This time of year always holds a special place in this particular degenerate’s heart. There is something special about those first few weeks of school, when 20,000 of our nation’s finest get compressed into this magical square mile we call home.  I’ve noticed a few unique results of this compression, and thoughtfully took the time to share them with you.  And so, here are my top five favorite things about Fall Quarter.

1.    Right around October my diversified portfolio of Anheuser-Busch, Brown-Forman, MillerCoors and Diageo usually jumps a few points.  A wealthy degenerate is a tipsy degenerate is a happy degenerate.

2.    There’s something wonderful about walking to class when there are people running around who have clearly never ridden a bike or a skateboard.  I pretty much feel like I’m living out a scene from Raiders of the Lost Ark where the angry natives are constantly chasing me so they can eat me, or at least spear me with their handlebars.  I like this, because it injects a sense of danger and adventure into a day that normally would not carry the threat of dismemberment or death.  It keeps me sharp and on top of my game.

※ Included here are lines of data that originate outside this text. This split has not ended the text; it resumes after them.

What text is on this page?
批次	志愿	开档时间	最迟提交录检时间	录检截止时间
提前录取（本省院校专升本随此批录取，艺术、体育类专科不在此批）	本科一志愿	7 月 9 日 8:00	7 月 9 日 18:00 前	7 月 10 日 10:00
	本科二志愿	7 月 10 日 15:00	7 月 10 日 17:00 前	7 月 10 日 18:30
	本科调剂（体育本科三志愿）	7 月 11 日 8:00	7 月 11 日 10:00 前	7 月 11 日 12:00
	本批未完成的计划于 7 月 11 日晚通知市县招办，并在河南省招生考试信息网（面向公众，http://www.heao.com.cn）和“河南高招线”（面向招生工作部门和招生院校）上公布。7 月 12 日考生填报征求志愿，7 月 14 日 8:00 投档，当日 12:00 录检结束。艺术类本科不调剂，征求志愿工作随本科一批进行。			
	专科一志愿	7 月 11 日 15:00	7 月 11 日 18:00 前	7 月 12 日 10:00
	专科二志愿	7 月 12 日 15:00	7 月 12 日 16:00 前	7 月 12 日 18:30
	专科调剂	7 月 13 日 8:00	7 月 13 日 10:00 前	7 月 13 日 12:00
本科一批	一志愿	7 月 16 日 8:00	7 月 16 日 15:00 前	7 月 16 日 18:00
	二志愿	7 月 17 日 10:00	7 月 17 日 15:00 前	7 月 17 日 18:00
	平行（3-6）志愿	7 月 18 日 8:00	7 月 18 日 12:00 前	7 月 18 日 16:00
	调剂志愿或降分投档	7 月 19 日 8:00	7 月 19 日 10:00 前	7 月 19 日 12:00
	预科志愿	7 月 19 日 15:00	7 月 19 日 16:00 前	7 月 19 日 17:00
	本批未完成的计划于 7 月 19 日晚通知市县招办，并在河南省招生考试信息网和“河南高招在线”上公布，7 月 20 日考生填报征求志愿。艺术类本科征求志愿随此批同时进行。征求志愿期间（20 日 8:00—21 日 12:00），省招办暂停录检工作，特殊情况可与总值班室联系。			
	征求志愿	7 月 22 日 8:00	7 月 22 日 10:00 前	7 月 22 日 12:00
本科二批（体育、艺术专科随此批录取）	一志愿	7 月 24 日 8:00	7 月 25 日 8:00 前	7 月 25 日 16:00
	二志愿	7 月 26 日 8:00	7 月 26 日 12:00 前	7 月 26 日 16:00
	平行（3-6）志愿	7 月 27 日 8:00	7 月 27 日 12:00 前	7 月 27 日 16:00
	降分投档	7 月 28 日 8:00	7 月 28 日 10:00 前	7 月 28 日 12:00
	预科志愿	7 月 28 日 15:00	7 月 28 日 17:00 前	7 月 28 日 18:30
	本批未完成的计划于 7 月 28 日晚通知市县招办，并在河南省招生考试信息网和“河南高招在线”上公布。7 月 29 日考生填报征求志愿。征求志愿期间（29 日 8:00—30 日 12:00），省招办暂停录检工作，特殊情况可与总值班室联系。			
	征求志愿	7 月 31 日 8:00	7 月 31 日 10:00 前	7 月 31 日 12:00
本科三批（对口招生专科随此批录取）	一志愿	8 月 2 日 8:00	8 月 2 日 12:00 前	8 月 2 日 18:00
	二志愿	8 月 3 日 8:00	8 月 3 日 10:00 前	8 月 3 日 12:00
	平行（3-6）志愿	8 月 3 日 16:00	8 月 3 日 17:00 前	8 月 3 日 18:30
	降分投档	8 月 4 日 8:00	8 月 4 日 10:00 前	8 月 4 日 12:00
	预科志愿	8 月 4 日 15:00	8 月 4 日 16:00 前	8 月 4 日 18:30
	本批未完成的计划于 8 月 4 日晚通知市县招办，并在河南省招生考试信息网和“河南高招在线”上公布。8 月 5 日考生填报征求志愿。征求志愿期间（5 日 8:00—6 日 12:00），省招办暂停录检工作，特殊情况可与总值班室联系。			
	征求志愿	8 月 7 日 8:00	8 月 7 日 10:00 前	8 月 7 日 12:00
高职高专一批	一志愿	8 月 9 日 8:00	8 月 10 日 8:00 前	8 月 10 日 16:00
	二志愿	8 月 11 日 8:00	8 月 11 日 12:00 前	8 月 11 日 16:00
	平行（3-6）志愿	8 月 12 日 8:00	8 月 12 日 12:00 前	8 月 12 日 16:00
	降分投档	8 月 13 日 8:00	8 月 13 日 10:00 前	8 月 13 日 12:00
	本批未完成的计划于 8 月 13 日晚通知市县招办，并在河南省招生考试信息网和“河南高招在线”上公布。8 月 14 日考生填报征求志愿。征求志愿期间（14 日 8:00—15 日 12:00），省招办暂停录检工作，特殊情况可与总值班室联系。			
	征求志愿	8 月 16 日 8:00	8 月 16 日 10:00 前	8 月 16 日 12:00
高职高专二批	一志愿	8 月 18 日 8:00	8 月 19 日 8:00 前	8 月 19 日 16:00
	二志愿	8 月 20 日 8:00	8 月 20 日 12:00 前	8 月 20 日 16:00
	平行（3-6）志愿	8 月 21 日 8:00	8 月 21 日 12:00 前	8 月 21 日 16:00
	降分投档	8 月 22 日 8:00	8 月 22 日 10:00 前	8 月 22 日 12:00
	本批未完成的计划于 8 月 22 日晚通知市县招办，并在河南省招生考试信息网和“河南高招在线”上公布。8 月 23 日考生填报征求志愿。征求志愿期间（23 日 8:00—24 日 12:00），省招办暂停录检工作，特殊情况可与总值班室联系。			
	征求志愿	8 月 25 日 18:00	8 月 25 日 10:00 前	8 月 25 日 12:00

3.    Then of course, there’s the joy of walking around feeling like I’m motor-boating the eye-candy bowl.  From the bottom of my heart, to every single woman in this fine town, thank you for being so gorgeously beautiful. Yes, this is the sanctified time of year when God’s ultimate gift to man gets dusted off and put on.  I’m referring of course, to the booty short, the designers of which I think deserve some sort of award for their brilliance.  A Nobel might do it.
Every year I leave campus and go into near-fatal booty withdrawal, and it’s a relief to get my fix.  Why this sacred item of clothing doesn’t get a lot of air time outside of a college campus is a mystery, but I’m guessing it’s because if Papa Bear sees his sexy little minx looking that good, he’s not going to think twice about booting her pretty ass over to community college so he can keep a closer eye on her.
Also, a little extra cleavage isn’t going to hurt anybody.  Just saying.

4.    My return to brotopia hasn’t been without its disappointments.  Today I was strolling through campus and I saw a bro enjoying this beautiful weather we have — shirtless!  Now what the fuck is this shit?  Why aren’t there more bros with their shirts off?  Brodawgs, listen up and listen good, because I am about to drop some knowledge on your sorry ass.  It’s a tough, confusing world out there.  A man’s got to have some sort of moral code he can use to successfully navigate the turbulent waters of life.  I have one rule, and only one rule that I use to find safe passage, and it has never led me astray: “Sun’s out, Guns out, Baby!”
Seriously, get with the brogram.

5.    The one truly unique event of the year is… you guessed it! The running of the freshmen.  Now I realize that the hunting of such game can be considered unsportsmanlike, or, in some instances, even morally questionable.  I’ll admit I sometimes feel a pang of unease when I witness the baiting, trapping and plying of these seemingly naïve creatures.  In fact, I’m always half expecting Admiral Ackbar to suddenly spin around in his chair and warn, “It’s a trap!”

The bottom line is that the fall is just a great time.  Just remember — a true degenerate knows if you’re planning on having snapper for dinner, it might as well be fresh.